One that stops far short of overstaying its welcome, which is only to say of it that it leaves you wanting more and more. From the tone-setting opening house-y moments of the LP’s title track through the techno trappings of ‘Wasps on Mars’ to the melodic-house moods in ‘Elysian’, not a single track number is wasted to redundancy. There is a little bit of everything here yet all of it given the same level of detail, thought and care in both production and engineering to make every sound appear as if it’s happening in a real space – a common pitfall when considering the sterile nature of electronic production.

This is done through proficient use of found sound and foley and compounded by tasteful implementation of filtering, reverb, delay and more to create atmospheric ambiguity and spatial awareness. Sounds arrive upfront or far, to either side, above and beneath. It’s a phenomenon only made possible with sparse yet meaningful arrangements less about a multitude of instrumentation as they are about the designation of distinct and dynamic choices made about the elements that do reside there.

Following up these musings in the second half are the 4/4-abandoning ‘Nodus’ and minimalistic ‘Under Open Sky’, all of which’s absence of lyrical persuasion heavily lend a temporal ambiguity absent from most commercial releases. What results is a displacement of the listener just enough to never quite remember the length or position of any given listen.

Curiously, perhaps the most ironic of which is the vocal-driven oddity ‘Wonderlust’. As an acting epicentre of sorts, it’s the most radio friendly of the litter and the first to prick the ears so much so that early playthroughs seemed to be overshadowed by it. But perhaps even more fascinating is how subsequent listens really use it’s residing accessibility as something of a contrasting jumping point into the obscurity of the less immediately obvious surrounding tracks.

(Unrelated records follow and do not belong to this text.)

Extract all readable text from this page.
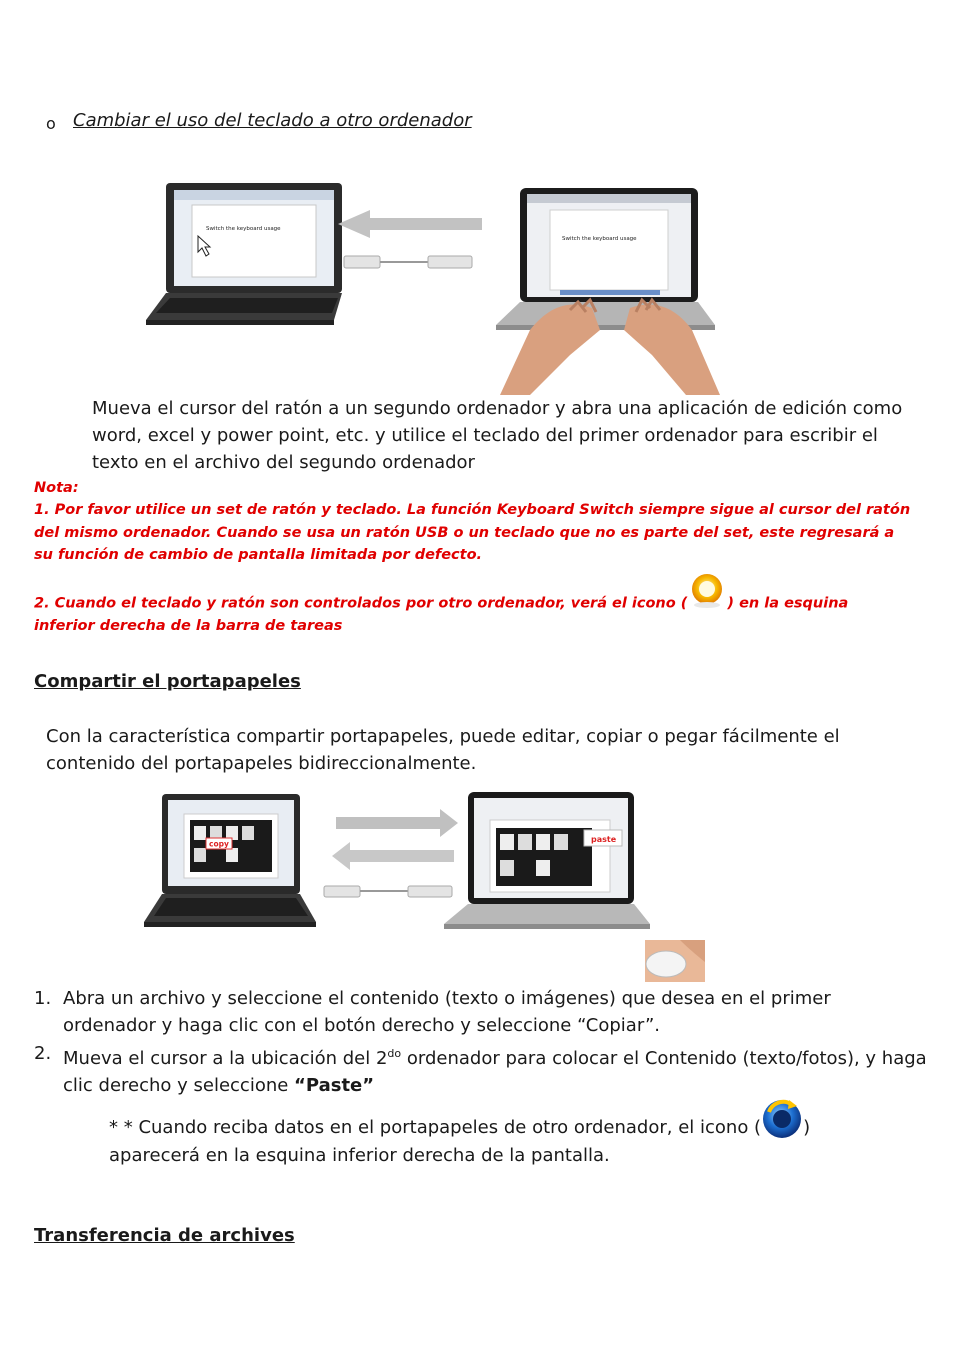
o Cambiar el uso del teclado a otro ordenador
Switch the keyboard usage
Switch the keyboard usage
Mueva el cursor del ratón a un segundo ordenador y abra una aplicación de edición como word, excel y power point, etc. y utilice el teclado del primer ordenador para escribir el texto en el archivo del segundo ordenador
Nota:
1. Por favor utilice un set de ratón y teclado. La función Keyboard Switch siempre sigue al cursor del ratón del mismo ordenador. Cuando se usa un ratón USB o un teclado que no es parte del set, este regresará a su función de cambio de pantalla limitada por defecto.
2. Cuando el teclado y ratón son controlados por otro ordenador, verá el icono (	) en la esquina inferior derecha de la barra de tareas
Compartir el portapapeles
Con la característica compartir portapapeles, puede editar, copiar o pegar fácilmente el contenido del portapapeles bidireccionalmente.
copy	paste
1. Abra un archivo y seleccione el contenido (texto o imágenes) que desea en el primer ordenador y haga clic con el botón derecho y seleccione “Copiar”.
2. Mueva el cursor a la ubicación del $2^{do}$ ordenador para colocar el Contenido (texto/fotos), y haga clic derecho y seleccione “Paste”
* * Cuando reciba datos en el portapapeles de otro ordenador, el icono ( ) aparecerá en la esquina inferior derecha de la pantalla.
Transferencia de archives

It transforms quickly from being a favourite to the least revisited in the absolute best way possible due only to new favourites taking its place, a clear indication of how tactfully layered Exordium stands as a whole.

And that’s really what’s unique about Exordium. It has such an identity that it compounds that of the producer behind the work itself, creating the precursor of personality needed of the aforementioned iconography. We learn about Made in Paris through a nominated proxy – their brand of music. It’s a sentiment very much in tandem with the idiom of ‘music speaking for itself’. It’s a genre-defying, auto-biographical expose not afraid to of human elements, traditional instrumentation or faster-paced arrangement. Not just ably, but capably so, with omissions most importantly never due to inability. An absence of sound absent of place, time or spectrum, Exordium is a courageous mini-album with half the runtime of more ambitious releases yet easily twice their size in stature.